Monday, July 27, 2009

Food Dilettante in Manchuria

I will be posting from Northeastern China for about 3 months, so bear with me Austinites. I shall post about food in Austin later in the Fall.

Northeastern 东北 cuisine is known to be heavy, salty, oily, flour based, and generally unrefined. My friend told me that someone here told her that that was the reason why the Manchurians invaded China and established the long Qing dynasty. They wanted better food. Ah, food can be such a motivator!

In my crazy jet lagged condition, I wandered into the street in front of my residence at 6:00 AM to find a bustling street market. I was on a quest to find breakfast that would not inflict bowel movement on my tired and not quite acclimated body.

Usually street vendors should not be a place to get a first meal in a foreign country, but this bing 饼,savory pancake, vendor looked like such a typical Northeastern spot that I just had to try it.
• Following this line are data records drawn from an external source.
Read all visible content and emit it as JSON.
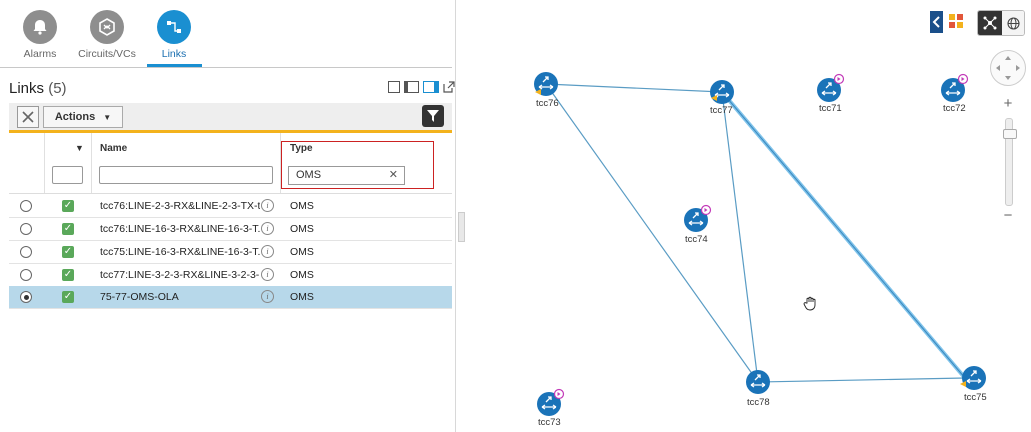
{
  "tabs": [
    {
      "label": "Alarms",
      "icon": "bell-icon"
    },
    {
      "label": "Circuits/VCs",
      "icon": "circuits-icon"
    },
    {
      "label": "Links",
      "icon": "links-icon"
    }
  ],
  "links_panel": {
    "title": "Links",
    "count": "(5)",
    "actions_label": "Actions",
    "columns": {
      "name": "Name",
      "type": "Type"
    },
    "type_filter_value": "OMS",
    "rows": [
      {
        "name": "tcc76:LINE-2-3-RX&LINE-2-3-TX-t...",
        "type": "OMS",
        "selected": false
      },
      {
        "name": "tcc76:LINE-16-3-RX&LINE-16-3-T...",
        "type": "OMS",
        "selected": false
      },
      {
        "name": "tcc75:LINE-16-3-RX&LINE-16-3-T...",
        "type": "OMS",
        "selected": false
      },
      {
        "name": "tcc77:LINE-3-2-3-RX&LINE-3-2-3-...",
        "type": "OMS",
        "selected": false
      },
      {
        "name": "75-77-OMS-OLA",
        "type": "OMS",
        "selected": true
      }
    ]
  },
  "map": {
    "nodes": [
      "tcc76",
      "tcc77",
      "tcc71",
      "tcc72",
      "tcc74",
      "tcc78",
      "tcc75",
      "tcc73"
    ],
    "zoom_in": "+",
    "zoom_out": "−"
  },
  "colors": {
    "accent": "#1a8fd1",
    "toolbar_bar": "#f3b21d",
    "selected_row": "#b7d8ea",
    "link_line": "#5a9cc4",
    "highlight_link": "#7fc3ea"
  }
}
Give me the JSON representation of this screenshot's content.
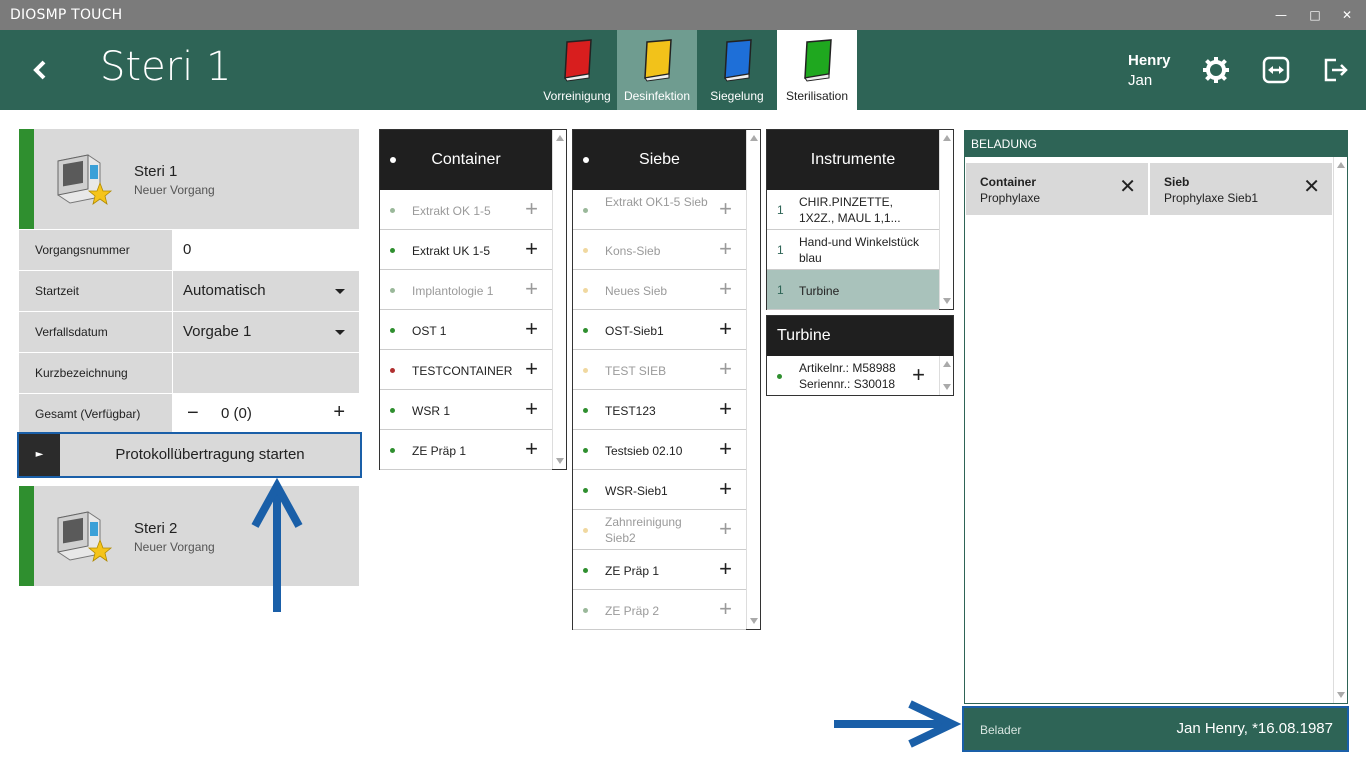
{
  "window": {
    "title": "DIOSMP TOUCH"
  },
  "header": {
    "title": "Steri 1",
    "tabs": [
      {
        "label": "Vorreinigung",
        "color": "#d81e1e",
        "active": false
      },
      {
        "label": "Desinfektion",
        "color": "#f2c21a",
        "active": true
      },
      {
        "label": "Siegelung",
        "color": "#1e6fd8",
        "active": false
      },
      {
        "label": "Sterilisation",
        "color": "#1fa81f",
        "active": false
      }
    ],
    "user": {
      "first": "Henry",
      "last": "Jan"
    }
  },
  "steris": [
    {
      "name": "Steri 1",
      "status": "Neuer Vorgang"
    },
    {
      "name": "Steri 2",
      "status": "Neuer Vorgang"
    }
  ],
  "form": {
    "vorgangsnummer": {
      "label": "Vorgangsnummer",
      "value": "0"
    },
    "startzeit": {
      "label": "Startzeit",
      "value": "Automatisch"
    },
    "verfallsdatum": {
      "label": "Verfallsdatum",
      "value": "Vorgabe 1"
    },
    "kurzbezeichnung": {
      "label": "Kurzbezeichnung",
      "value": ""
    },
    "gesamt": {
      "label": "Gesamt (Verfügbar)",
      "value": "0 (0)"
    }
  },
  "protocol_button": "Protokollübertragung starten",
  "container": {
    "header": "Container",
    "items": [
      {
        "label": "Extrakt OK 1-5",
        "dim": true,
        "dot": "#9ab89a"
      },
      {
        "label": "Extrakt UK 1-5",
        "dim": false,
        "dot": "#2f8f2f"
      },
      {
        "label": "Implantologie 1",
        "dim": true,
        "dot": "#9ab89a"
      },
      {
        "label": "OST 1",
        "dim": false,
        "dot": "#2f8f2f"
      },
      {
        "label": "TESTCONTAINER",
        "dim": false,
        "dot": "#b03030"
      },
      {
        "label": "WSR 1",
        "dim": false,
        "dot": "#2f8f2f"
      },
      {
        "label": "ZE Präp 1",
        "dim": false,
        "dot": "#2f8f2f"
      }
    ]
  },
  "siebe": {
    "header": "Siebe",
    "items": [
      {
        "label": "Extrakt OK1-5 Sieb",
        "dim": true,
        "dot": "#9ab89a"
      },
      {
        "label": "Kons-Sieb",
        "dim": true,
        "dot": "#f0d8a0"
      },
      {
        "label": "Neues Sieb",
        "dim": true,
        "dot": "#f0d8a0"
      },
      {
        "label": "OST-Sieb1",
        "dim": false,
        "dot": "#2f8f2f"
      },
      {
        "label": "TEST SIEB",
        "dim": true,
        "dot": "#f0d8a0"
      },
      {
        "label": "TEST123",
        "dim": false,
        "dot": "#2f8f2f"
      },
      {
        "label": "Testsieb 02.10",
        "dim": false,
        "dot": "#2f8f2f"
      },
      {
        "label": "WSR-Sieb1",
        "dim": false,
        "dot": "#2f8f2f"
      },
      {
        "label": "Zahnreinigung Sieb2",
        "dim": true,
        "dot": "#f0d8a0"
      },
      {
        "label": "ZE Präp 1",
        "dim": false,
        "dot": "#2f8f2f"
      },
      {
        "label": "ZE Präp 2",
        "dim": true,
        "dot": "#9ab89a"
      }
    ]
  },
  "instrumente": {
    "header": "Instrumente",
    "items": [
      {
        "count": "1",
        "label": "CHIR.PINZETTE, 1X2Z., MAUL 1,1...",
        "selected": false
      },
      {
        "count": "1",
        "label": "Hand-und Winkelstück blau",
        "selected": false
      },
      {
        "count": "1",
        "label": "Turbine",
        "selected": true
      }
    ]
  },
  "turbine": {
    "header": "Turbine",
    "artikel": "Artikelnr.: M58988",
    "serien": "Seriennr.: S30018"
  },
  "beladung": {
    "header": "BELADUNG",
    "cards": [
      {
        "title": "Container",
        "sub": "Prophylaxe"
      },
      {
        "title": "Sieb",
        "sub": "Prophylaxe Sieb1"
      }
    ]
  },
  "belader": {
    "label": "Belader",
    "value": "Jan Henry, *16.08.1987"
  }
}
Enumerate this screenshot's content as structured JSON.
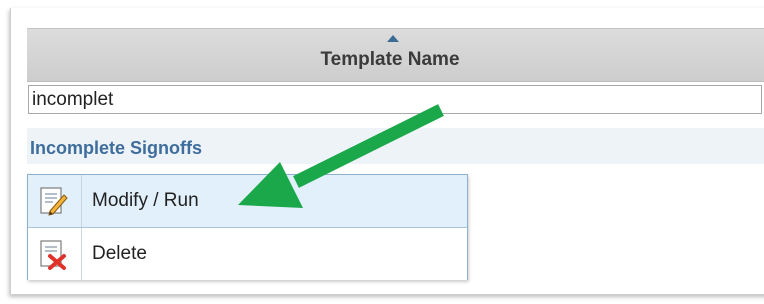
{
  "table": {
    "column_header": "Template Name",
    "sort_direction": "ascending",
    "filter_value": "incomplet",
    "rows": [
      {
        "label": "Incomplete Signoffs"
      }
    ]
  },
  "context_menu": {
    "items": [
      {
        "label": "Modify / Run",
        "icon": "edit-document-icon",
        "highlighted": true
      },
      {
        "label": "Delete",
        "icon": "delete-document-icon",
        "highlighted": false
      }
    ]
  },
  "annotation": {
    "arrow_color": "#1aa84a"
  },
  "colors": {
    "header_bg": "#d3d3d3",
    "link": "#3f6e9c",
    "menu_highlight": "#e2f0fb",
    "sort_arrow": "#3c6b94"
  }
}
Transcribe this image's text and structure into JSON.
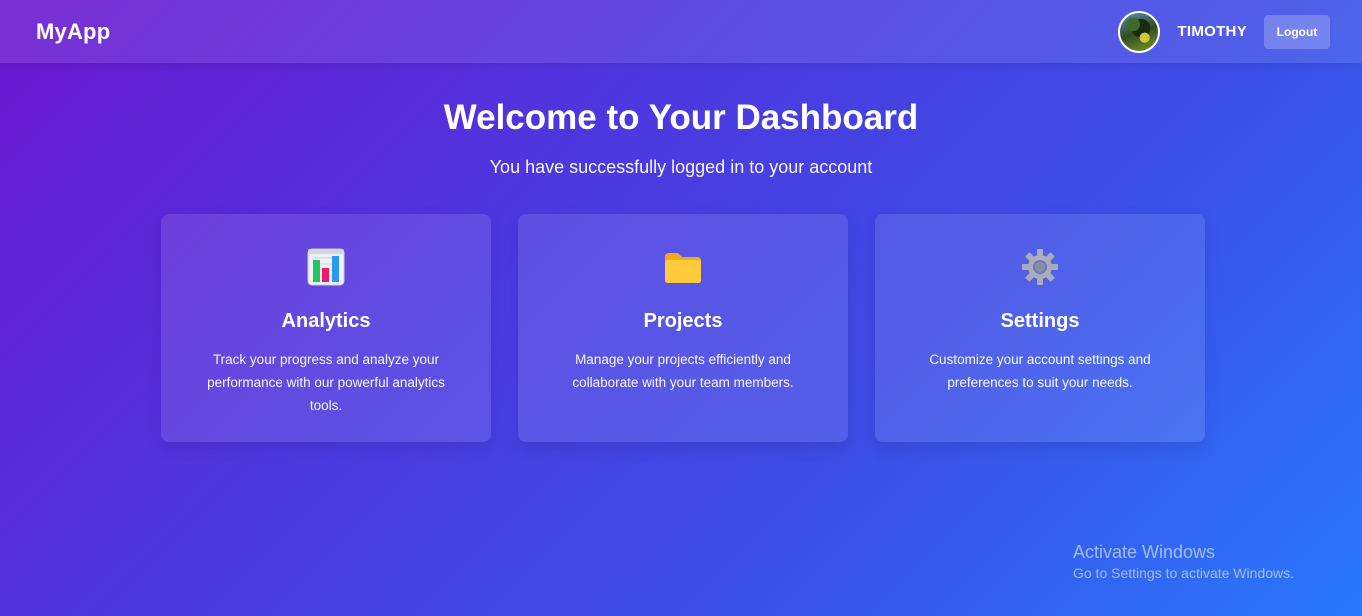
{
  "navbar": {
    "brand": "MyApp",
    "username": "TIMOTHY",
    "logout_label": "Logout"
  },
  "hero": {
    "title": "Welcome to Your Dashboard",
    "subtitle": "You have successfully logged in to your account"
  },
  "cards": [
    {
      "icon": "bar-chart-icon",
      "title": "Analytics",
      "description": "Track your progress and analyze your performance with our powerful analytics tools."
    },
    {
      "icon": "folder-icon",
      "title": "Projects",
      "description": "Manage your projects efficiently and collaborate with your team members."
    },
    {
      "icon": "gear-icon",
      "title": "Settings",
      "description": "Customize your account settings and preferences to suit your needs."
    }
  ],
  "watermark": {
    "title": "Activate Windows",
    "subtitle": "Go to Settings to activate Windows."
  },
  "colors": {
    "gradient_start": "#6b16cf",
    "gradient_end": "#2978fb",
    "text": "#ffffff"
  }
}
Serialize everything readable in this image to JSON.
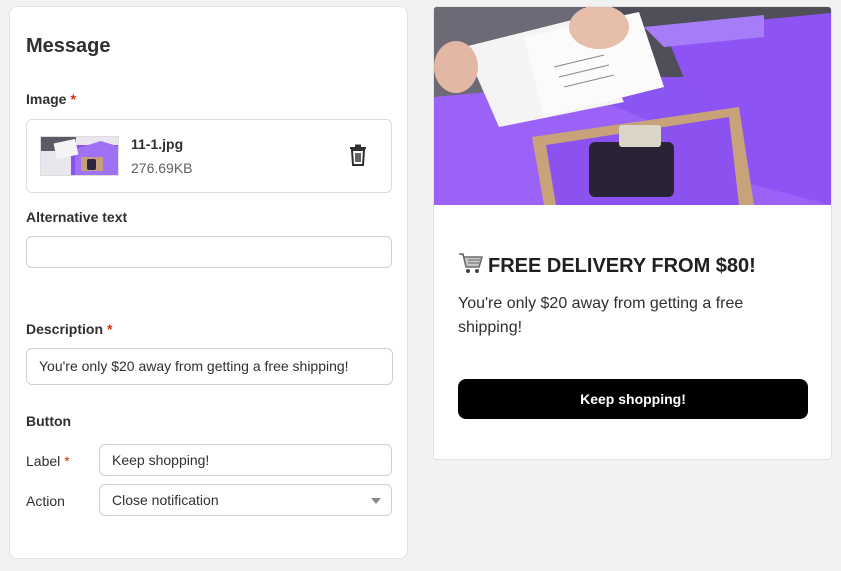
{
  "form": {
    "title": "Message",
    "image_label": "Image",
    "required_mark": "*",
    "image": {
      "filename": "11-1.jpg",
      "size": "276.69KB"
    },
    "alt_label": "Alternative text",
    "alt_value": "",
    "description_label": "Description",
    "description_value": "You're only $20 away from getting a free shipping!",
    "button_section": "Button",
    "label_label": "Label",
    "label_value": "Keep shopping!",
    "action_label": "Action",
    "action_value": "Close notification"
  },
  "preview": {
    "headline": "FREE DELIVERY FROM $80!",
    "headline_icon": "shopping-cart-icon",
    "description": "You're only $20 away from getting a free shipping!",
    "button": "Keep shopping!"
  },
  "colors": {
    "required": "#d72c0d",
    "cta_bg": "#000000",
    "accent_purple": "#8b5cf6"
  }
}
The pancake master used a very pliable dough, which he stretched into thin sheets and slathered in a special oil concoction before rolling the sheets into a pain aux raisins shape.
He then placed each shaped dough onto a griddle and fryed them.

The result was a crispy, flakey, satisfying breakfast, which would taste even better if I had some black vinegar and hot chili paste in which to dip each morsel. I dared not use the condiments at the vendor.

1 comment:

  1. Thats a plate of Manchurian pancake !!!!!
    No Kidding !!!!

    It looks like roti canai served at the Penang Malaysian restaurant nearby my house !!!

    Looks Yummy though !! Hmm must drop by on Saturday to eat that roti canai !!
    While you are in China, there is a good adventure to try the vendor food there , yes of course exercise discernment is a must.

    I have been curious about these so called manchurian culture including the food.
    What is their truly special Manchu food there ???